Exploring the Risk of Dependency and AI Utilization in Manufacturing
In a recent survey conducted by CADDi Corporation, a startup headquartered in Taito, Tokyo, it was revealed that a staggering 98% of workers in the manufacturing sector have encountered losses attributable to dependency on specific individuals for certain tasks or decisions. This survey included responses from 120 manufacturing firms and 163 employees, aiming to delve into the critical issue of dependency risks and the promising role AI can play in addressing these concerns.
Key Findings
The survey shed light on the persistent challenges faced by the manufacturing industry, particularly the issues of labor shortages and the complexities of skill transfer. One of the primary inquiries was centered on the risks associated with reliance on individuals who possess specific knowledge, especially in the context of significant HR changes occurring every autumn.
Among the notable findings, 98.7% of respondents acknowledged the existence of tasks or decisions that only certain individuals could handle. Specifically, about 60% indicated that approximately 20-30% of their work was susceptible to dependency, while nearly 30% reported that this dependency represented around half of their tasks. This alarming trend underscores the depth of the issue.
When it comes to the impact of dependency arising from HR changes, more than 29% of respondents cited ‘rework and redesign’ as a major consequence, followed closely by an increase in overtime (23.4%). Evidently, the effects of dependency extend far beyond operational inefficiency, crystallizing into heightened costs and diminished productivity.
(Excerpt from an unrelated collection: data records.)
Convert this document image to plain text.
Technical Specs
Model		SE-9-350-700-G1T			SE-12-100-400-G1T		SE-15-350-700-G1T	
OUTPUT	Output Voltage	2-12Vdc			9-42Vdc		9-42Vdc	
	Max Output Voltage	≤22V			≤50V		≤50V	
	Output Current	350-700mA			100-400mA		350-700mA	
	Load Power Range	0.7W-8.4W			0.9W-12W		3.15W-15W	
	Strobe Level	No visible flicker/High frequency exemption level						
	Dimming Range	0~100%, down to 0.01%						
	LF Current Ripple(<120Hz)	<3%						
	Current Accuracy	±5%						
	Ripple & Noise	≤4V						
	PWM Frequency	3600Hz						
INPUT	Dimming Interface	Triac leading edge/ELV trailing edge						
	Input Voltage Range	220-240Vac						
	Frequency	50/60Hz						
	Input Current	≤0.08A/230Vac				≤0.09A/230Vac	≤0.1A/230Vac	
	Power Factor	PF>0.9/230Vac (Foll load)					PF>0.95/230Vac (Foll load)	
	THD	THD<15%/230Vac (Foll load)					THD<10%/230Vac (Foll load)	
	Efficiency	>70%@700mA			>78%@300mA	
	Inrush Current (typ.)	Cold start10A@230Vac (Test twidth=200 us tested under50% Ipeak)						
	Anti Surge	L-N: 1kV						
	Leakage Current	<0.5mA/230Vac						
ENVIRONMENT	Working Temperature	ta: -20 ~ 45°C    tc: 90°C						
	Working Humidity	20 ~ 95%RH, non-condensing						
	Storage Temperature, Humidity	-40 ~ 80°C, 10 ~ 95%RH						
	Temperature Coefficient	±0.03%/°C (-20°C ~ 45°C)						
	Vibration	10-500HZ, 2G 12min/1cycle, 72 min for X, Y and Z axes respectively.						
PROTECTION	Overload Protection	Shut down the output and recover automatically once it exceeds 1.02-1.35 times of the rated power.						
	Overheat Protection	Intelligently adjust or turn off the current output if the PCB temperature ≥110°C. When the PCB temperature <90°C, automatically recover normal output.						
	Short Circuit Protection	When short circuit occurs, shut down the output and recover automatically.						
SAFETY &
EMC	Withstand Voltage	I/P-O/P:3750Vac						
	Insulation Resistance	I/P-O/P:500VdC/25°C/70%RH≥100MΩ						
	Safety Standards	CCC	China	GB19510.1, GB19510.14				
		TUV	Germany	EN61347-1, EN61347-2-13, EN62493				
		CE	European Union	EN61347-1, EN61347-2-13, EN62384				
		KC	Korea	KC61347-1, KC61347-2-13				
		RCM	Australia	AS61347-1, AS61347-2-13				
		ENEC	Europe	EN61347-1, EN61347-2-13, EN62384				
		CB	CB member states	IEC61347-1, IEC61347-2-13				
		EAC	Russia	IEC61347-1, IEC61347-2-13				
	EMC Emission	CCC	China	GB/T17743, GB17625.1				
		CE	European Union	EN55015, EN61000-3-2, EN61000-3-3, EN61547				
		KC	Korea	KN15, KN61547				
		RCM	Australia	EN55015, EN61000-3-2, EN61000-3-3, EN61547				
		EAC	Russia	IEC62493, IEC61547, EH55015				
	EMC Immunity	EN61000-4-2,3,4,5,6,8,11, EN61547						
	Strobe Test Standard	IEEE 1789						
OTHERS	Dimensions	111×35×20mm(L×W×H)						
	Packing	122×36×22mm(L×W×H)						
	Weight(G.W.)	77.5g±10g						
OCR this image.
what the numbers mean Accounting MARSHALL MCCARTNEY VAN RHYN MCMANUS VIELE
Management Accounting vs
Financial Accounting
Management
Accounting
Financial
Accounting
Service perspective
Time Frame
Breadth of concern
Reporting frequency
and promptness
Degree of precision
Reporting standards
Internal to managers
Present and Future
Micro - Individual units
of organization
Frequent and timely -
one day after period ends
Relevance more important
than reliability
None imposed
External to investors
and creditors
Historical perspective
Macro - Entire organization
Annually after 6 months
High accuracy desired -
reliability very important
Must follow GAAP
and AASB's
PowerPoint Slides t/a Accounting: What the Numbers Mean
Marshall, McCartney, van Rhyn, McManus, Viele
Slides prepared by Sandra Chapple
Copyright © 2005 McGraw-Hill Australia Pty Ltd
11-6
Moreover, the survey uncovered underlying reasons for the stagnation in addressing dependency risks. A significant 33.7% highlighted a strong reliance on ‘experience and intuition’, which complicates standardization efforts. Additionally, 25.2% reported issues related to fragmented data and its ineffective utilization, indicating existing challenges both in systems and organizational culture.
In terms of potential solutions, approximately half of those surveyed (49.1%) identified AI-driven insights and proposals for knowledge retrieval as the most effective remedy for mitigating dependency risks. This growing interest in AI not only signifies a shift in perspective but also offers a tangible path toward enhancing productivity and preserving critical knowledge within organizations.
Conclusion
Through this survey, it becomes increasingly apparent that dependency remains a substantial roadblock within the manufacturing sector, directly impacting productivity and operational costs. The reality that 20-30% or even up to 50% of tasks are reliant on specific individuals is alarming, suggesting a pressing need for strategic intervention.
The presence of structural and cultural barriers such as reliance on ‘experience and intuition’ and data fragmentation presents formidable challenges that traditional methods of training and manual development may no longer suffice to overcome.
Amidst these challenges, the significant acknowledgment of AI's potential role in facilitating knowledge transfer and decision-making highlights a shift toward innovative, technology-driven solutions. As the industry grapples with labor shortages and generational transitions, the imperative to address dependency as a tangible management risk has never been more critical. The findings indicate a need for organizations to adapt and redefine dependency from an ‘unavoidable challenge’ to a ‘strategic risk that must be managed’, advocating for the prudent adoption of digital technologies, including AI, as a cornerstone of organizational strategy.
As CADDi continues to leverage its platform in creating new value from scattered data and experience, the company exemplifies how the manufacturing sector can transform these challenges into opportunities for modernization and improvement, enhancing competitiveness in a rapidly evolving landscape.